Reduce anxiety in children, parents for better outcomes
Reduce anxiety in children, parents for better outcomes
Tours, explanations are good preparation
No one likes to undergo surgery, and children are especially vulnerable to anxiety prior to surgery. A recent study demonstrates that pre-surgical intervention designed to reduce the fears of children and parents does have a positive impact on the child's surgical experience and recovery.1
Researchers at Yale-New Haven (CT) Children's Hospital placed 408 children and their parents in four groups. The control group received the standard of care, a second group allowed parental presence during induction of anesthesia, a third group received family-centered behavioral preparation, and the fourth group received oral midazolam. The group receiving family-center preparation showed significantly lower anxiety in the holding area and during anesthesia induction, exhibited less emergence delirium after surgery, required significantly less analgesia in the recovery room, and was discharged from recovery earlier than the other groups.
Although staff members at Children's Surgery Center in Columbus, OH, was not part of the research study, they understand the importance of preparing patients and their families for the day of surgery early, says Sandy Hagood, RN, nurse manager of perianesthesia at Children's Surgery Center. "We start explaining what to expect in our pre-op phone call prior to the day of surgery," she says. "We explain how much time they can expect to spend in the waiting room and the pre-op area, and we talk about where they will wait for their child during surgery."
Because anxiety increases the longer a person waits, the staff at Children's tracks how long someone has been waiting and checks with them every 30 minutes to let them know what is happening and to reassure them that they haven't been forgotten, she adds.
The "Surgical Safari" is one way that the staff at the Ghesquiere Family Center for Children's Surgery at Royal Oak, MI-based Beaumont Hospital address fears and concerns of patients and their parents. The educational class is held on Saturdays. "We have a video for parents and children to view, then we conduct tours of all the areas they will see on their surgery day, including the operating rooms," Hagood reports.
To reinforce the point at which parents and children are separated on the day of surgery, staff members take the parents into one operating room to talk with them, and other staff members take the children into another operating room. "We don't want to confuse the children by letting them think their parents will come into the operating room with them," explains Amanda Nash, RN, nurse manager of the center.

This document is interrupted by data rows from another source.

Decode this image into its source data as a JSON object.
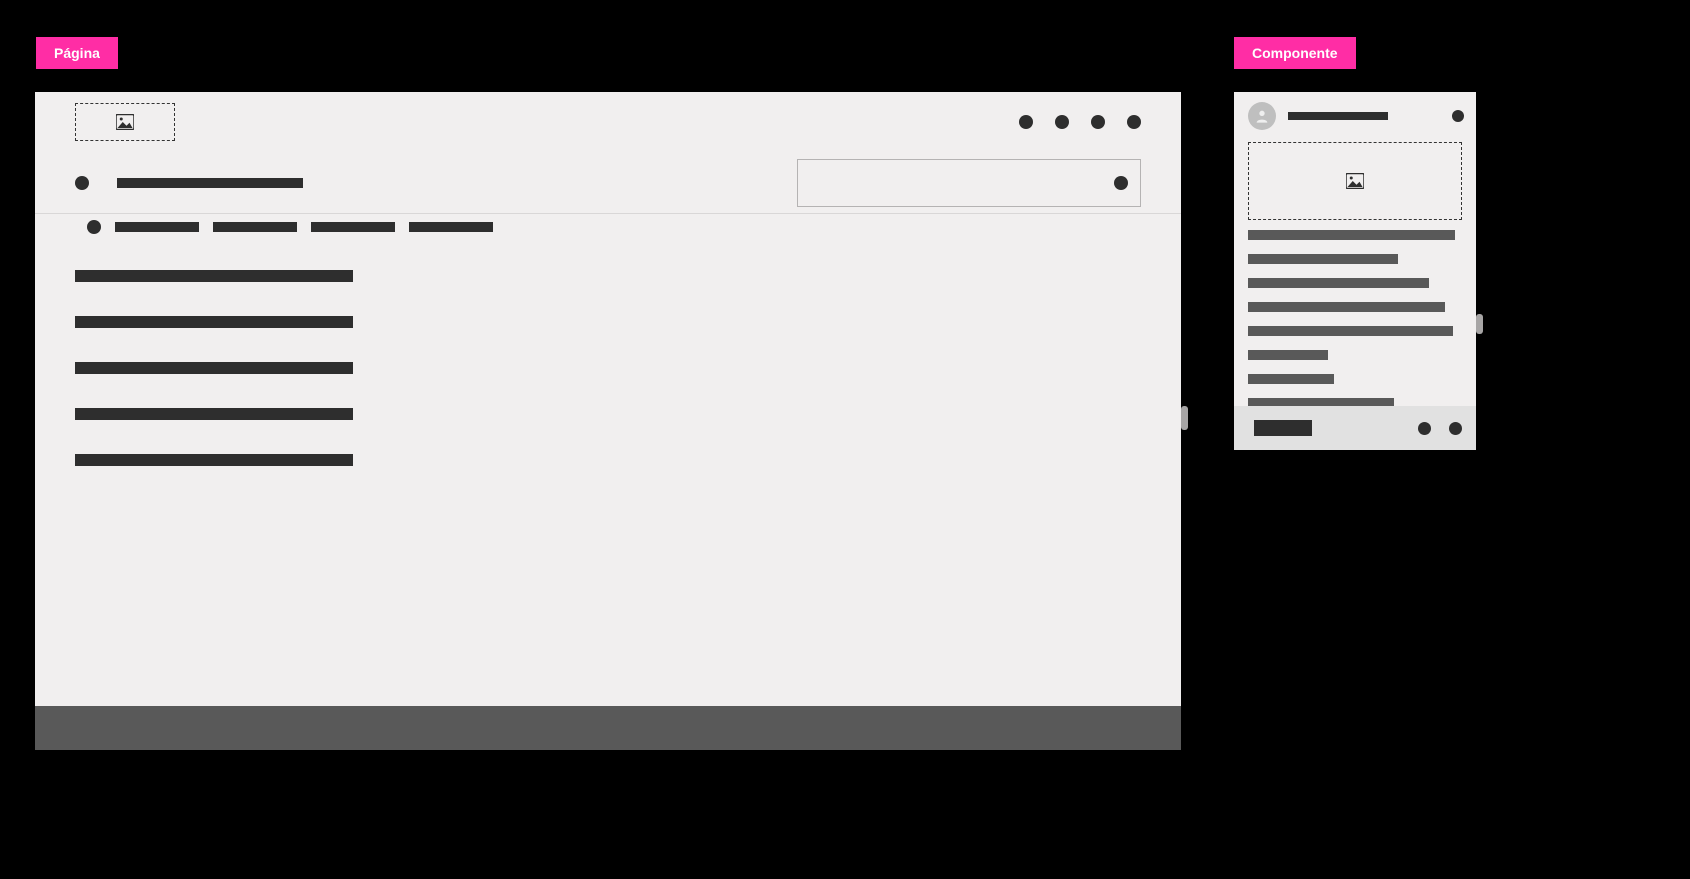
{
  "tags": {
    "page": "Página",
    "component": "Componente"
  },
  "page": {
    "logo_icon": "image-icon",
    "top_actions": [
      "dot",
      "dot",
      "dot",
      "dot"
    ],
    "title_bullet": "dot",
    "title_bar": "bar",
    "search_icon": "search-dot",
    "subnav": {
      "bullet": "dot",
      "items": [
        "bar",
        "bar",
        "bar",
        "bar"
      ]
    },
    "content_lines": [
      "bar",
      "bar",
      "bar",
      "bar",
      "bar"
    ],
    "footer": "footer"
  },
  "component": {
    "avatar_icon": "avatar",
    "header_bar": "bar",
    "header_action_icon": "dot",
    "image_icon": "image-icon",
    "body_lines_widths": [
      "207px",
      "150px",
      "181px",
      "197px",
      "205px",
      "80px",
      "86px",
      "146px"
    ],
    "button": "button",
    "footer_actions": [
      "dot",
      "dot"
    ]
  },
  "colors": {
    "accent": "#FF2DA5",
    "dark": "#2E2E2E",
    "medium": "#595959",
    "panel": "#F1EFEF"
  }
}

In the operating room with the parents, staff members explain that their children will never be alone and that the anesthesiologists for the center are specially trained to work with children, says Nancy Strzyzewski, RN, CPAN, nurse clinician and educator for the center. The children are reassured that they will not hurt because the "medicine the doctors give them will make them sleep and feel no pain," she says. "We also let them try on the oxygen masks and explain that they can take their mask home to show their friends."

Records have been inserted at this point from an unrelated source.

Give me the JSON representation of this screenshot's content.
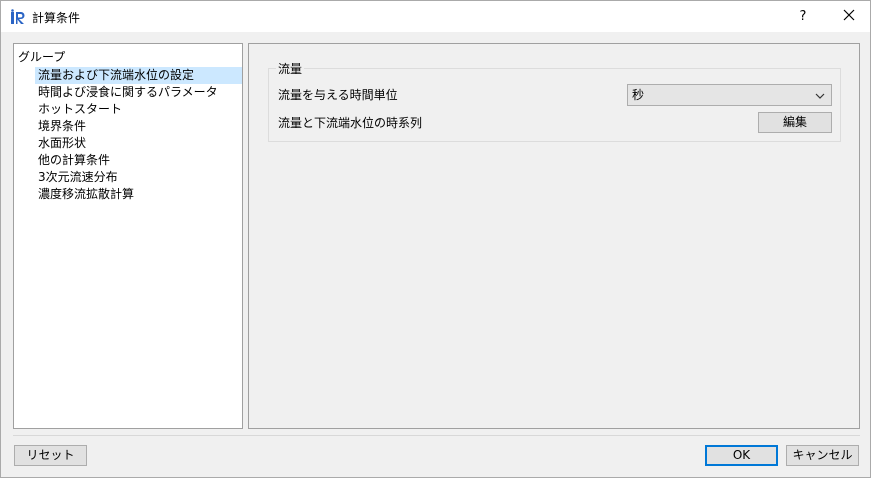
{
  "window": {
    "title": "計算条件",
    "help_label": "?",
    "icon": "irc-app-icon"
  },
  "tree": {
    "root_label": "グループ",
    "items": [
      {
        "label": "流量および下流端水位の設定",
        "selected": true
      },
      {
        "label": "時間よび浸食に関するパラメータ"
      },
      {
        "label": "ホットスタート"
      },
      {
        "label": "境界条件"
      },
      {
        "label": "水面形状"
      },
      {
        "label": "他の計算条件"
      },
      {
        "label": "3次元流速分布"
      },
      {
        "label": "濃度移流拡散計算"
      }
    ]
  },
  "panel": {
    "group_title": "流量",
    "time_unit_label": "流量を与える時間単位",
    "time_unit_value": "秒",
    "series_label": "流量と下流端水位の時系列",
    "edit_button": "編集"
  },
  "footer": {
    "reset_button": "リセット",
    "ok_button": "OK",
    "cancel_button": "キャンセル"
  },
  "colors": {
    "selection": "#cce8ff",
    "accent": "#0078d7"
  }
}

On the day of surgery, different activities are planned to distract children and reduce their anxiety, says Allynn Petersen, RN, CNOR, administrator of the center. "We only have one television in the waiting area to control some of the noise and confusion, but we have portable DVD players for the children and a selection of movies that are appropriate for all ages," she says.
In the few months since the center's opening in January 2007, staff members have found some changes that were needed. "I didn't think about this before our opening, but we perform a lot of retinal surgical procedures for children who were premature, so they are blind," says Nash. "All of our diversions relied on sight initially, but we are adding storybook CDs and music, as well as portable CD players," she explains. The hospital's recreational therapy department also has helped the surgery center staff find tactile toys that are interesting to the children with no or low vision, she adds.
Reference
- Kain ZN, Caldwell-Andrews AA, Mayes LC, et al. Family-centered preparation for surgery improves perioperative outcomes in children: A randomized controlled trial. Anesthesiology 106:65-74.